避難所は急に騒がしくなった。すぐに非常用電源で明かりがつき、落ち着きを取り戻したが、村の広い範囲が停電しているようだった。しかし、暗いうちでは何が起こったのかもわからない。
「とにかく、日が昇らないとどうしようもない。明るくなるまで待とう」
そうひろしが言って、ベレン達はまた眠ることにした。
毛布の中でくるまっていたが、不安感は強くなるばかりで目はさえていた。
朝になって、雨は小降りになった。そしてようやく情報が集まってきた。ベレンが持ってきていたラジオを皆で集まって聞いている。
『…このうち、長野県小谷村では、大規模な土砂崩れが発生し、村内全域で停電が発生している模様です。また、この土砂崩れの影響で』
「土砂崩れ、だって?」
オーナーとヤスさんが同時に声をあげた。
ベレンのラジオからはそのまま災害情報が流れ続ける。
『この土砂崩れの影響で,国道148号が白馬大池駅北側で寸断、また下里瀬トンネルの南側入り口も崩れた土砂によって埋まり、復旧の目途が立たない状況です』
淳さんが眉間にしわを寄せる。
「…このニュースが本当だとすると、まずいな」
ひろしが同じように深刻な表情でこくりと頷いた。
ベレンとあかりはまだ事態が読み込めていない。
「まずいって、何が?」
恐る恐るベレンが聞いて、ひろしが答えようとしたとき、その答えはラジオから流れてきた。
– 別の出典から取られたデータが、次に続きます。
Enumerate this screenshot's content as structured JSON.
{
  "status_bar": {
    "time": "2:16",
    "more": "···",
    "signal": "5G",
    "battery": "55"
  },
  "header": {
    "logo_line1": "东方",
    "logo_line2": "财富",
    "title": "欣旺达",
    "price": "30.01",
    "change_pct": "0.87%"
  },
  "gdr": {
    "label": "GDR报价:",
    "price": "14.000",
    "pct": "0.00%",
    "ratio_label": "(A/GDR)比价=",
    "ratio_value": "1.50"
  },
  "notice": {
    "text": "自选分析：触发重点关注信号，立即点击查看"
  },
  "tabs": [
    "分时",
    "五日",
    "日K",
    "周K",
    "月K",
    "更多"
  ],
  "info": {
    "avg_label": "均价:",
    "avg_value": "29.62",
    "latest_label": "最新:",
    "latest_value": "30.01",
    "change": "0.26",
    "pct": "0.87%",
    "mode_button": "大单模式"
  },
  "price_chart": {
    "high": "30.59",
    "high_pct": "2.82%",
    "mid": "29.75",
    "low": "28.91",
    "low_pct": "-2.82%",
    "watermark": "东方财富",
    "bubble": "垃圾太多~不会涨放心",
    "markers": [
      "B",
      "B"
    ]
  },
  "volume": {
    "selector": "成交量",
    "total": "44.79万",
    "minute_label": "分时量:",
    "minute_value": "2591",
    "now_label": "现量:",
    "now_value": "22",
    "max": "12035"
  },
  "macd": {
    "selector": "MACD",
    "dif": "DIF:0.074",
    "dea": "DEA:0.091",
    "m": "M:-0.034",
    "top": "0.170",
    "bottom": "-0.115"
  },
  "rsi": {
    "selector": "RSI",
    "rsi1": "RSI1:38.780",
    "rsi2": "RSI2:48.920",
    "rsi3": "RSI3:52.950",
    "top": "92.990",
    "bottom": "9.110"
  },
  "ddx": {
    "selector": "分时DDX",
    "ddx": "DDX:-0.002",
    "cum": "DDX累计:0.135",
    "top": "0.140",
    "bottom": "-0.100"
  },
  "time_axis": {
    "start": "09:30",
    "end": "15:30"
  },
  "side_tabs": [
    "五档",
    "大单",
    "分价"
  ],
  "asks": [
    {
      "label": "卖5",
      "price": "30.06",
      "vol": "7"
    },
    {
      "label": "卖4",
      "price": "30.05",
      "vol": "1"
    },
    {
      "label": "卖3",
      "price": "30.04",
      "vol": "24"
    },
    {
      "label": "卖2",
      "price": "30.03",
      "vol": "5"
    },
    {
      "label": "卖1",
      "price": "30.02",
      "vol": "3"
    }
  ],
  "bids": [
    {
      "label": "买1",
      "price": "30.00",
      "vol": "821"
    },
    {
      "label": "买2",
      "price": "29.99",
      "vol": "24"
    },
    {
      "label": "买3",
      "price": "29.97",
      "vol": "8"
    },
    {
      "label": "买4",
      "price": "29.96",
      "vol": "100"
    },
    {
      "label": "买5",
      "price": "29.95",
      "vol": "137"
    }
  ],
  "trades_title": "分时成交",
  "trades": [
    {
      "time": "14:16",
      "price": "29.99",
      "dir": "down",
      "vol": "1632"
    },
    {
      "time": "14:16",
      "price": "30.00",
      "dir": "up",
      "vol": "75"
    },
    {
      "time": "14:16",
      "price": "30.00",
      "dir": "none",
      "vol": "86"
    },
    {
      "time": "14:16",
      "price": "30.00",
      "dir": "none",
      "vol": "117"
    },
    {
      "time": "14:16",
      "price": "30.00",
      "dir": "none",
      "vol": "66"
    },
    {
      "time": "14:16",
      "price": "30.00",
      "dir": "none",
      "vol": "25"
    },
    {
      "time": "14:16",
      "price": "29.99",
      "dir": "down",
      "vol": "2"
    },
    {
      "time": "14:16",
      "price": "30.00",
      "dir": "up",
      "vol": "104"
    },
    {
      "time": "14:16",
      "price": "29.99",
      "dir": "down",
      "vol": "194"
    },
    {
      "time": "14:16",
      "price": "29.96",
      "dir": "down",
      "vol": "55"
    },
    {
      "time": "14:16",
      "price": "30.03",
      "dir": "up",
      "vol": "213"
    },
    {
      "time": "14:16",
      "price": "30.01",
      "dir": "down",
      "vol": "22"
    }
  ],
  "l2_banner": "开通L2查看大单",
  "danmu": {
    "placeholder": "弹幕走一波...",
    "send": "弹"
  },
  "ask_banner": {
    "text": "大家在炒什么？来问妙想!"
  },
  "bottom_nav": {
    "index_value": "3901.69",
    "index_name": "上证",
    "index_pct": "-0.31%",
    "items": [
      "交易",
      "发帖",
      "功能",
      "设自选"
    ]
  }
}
『…このうち長野県小谷村では、村内の主要幹線道路が寸断され、自衛隊や消防車両などが救助に迎えず、計150世帯が孤立した状態になっているとのことです』
「!!」
「そう、そういうこと。ここは谷合の村だからね。村内の南北を結ぶ道路の両端が寸断されたら、孤立してしまうんだね」
ヤスさんが頭を掻いた。
芳子さんが心配そうにつぶやく。
「どのくらいで解消されるんだろうね…」
ヤスさんが芳子さんに優しく話しかけた。
「なに、大丈夫だ。すぐに助けが来る。なんせここに救助に来るのは松本駐屯地の第13普通科連隊だからな。日本最強の山岳部隊だ」
オーナーが隣で続ける。
「そうですよ。そんなにはかからないはずです。ただ、おそらく数日は自活しなくてはいけませんが…」
避難所に避難しているのはおよそ200人。多くの世帯は停電しているため、自宅に戻って普段通り暮らすのは難しいだろう。
「それならみんなでここで助け合ったほうがいいだろうな」
ヤスさんがそう言った。
避難所での、共同生活が始まった。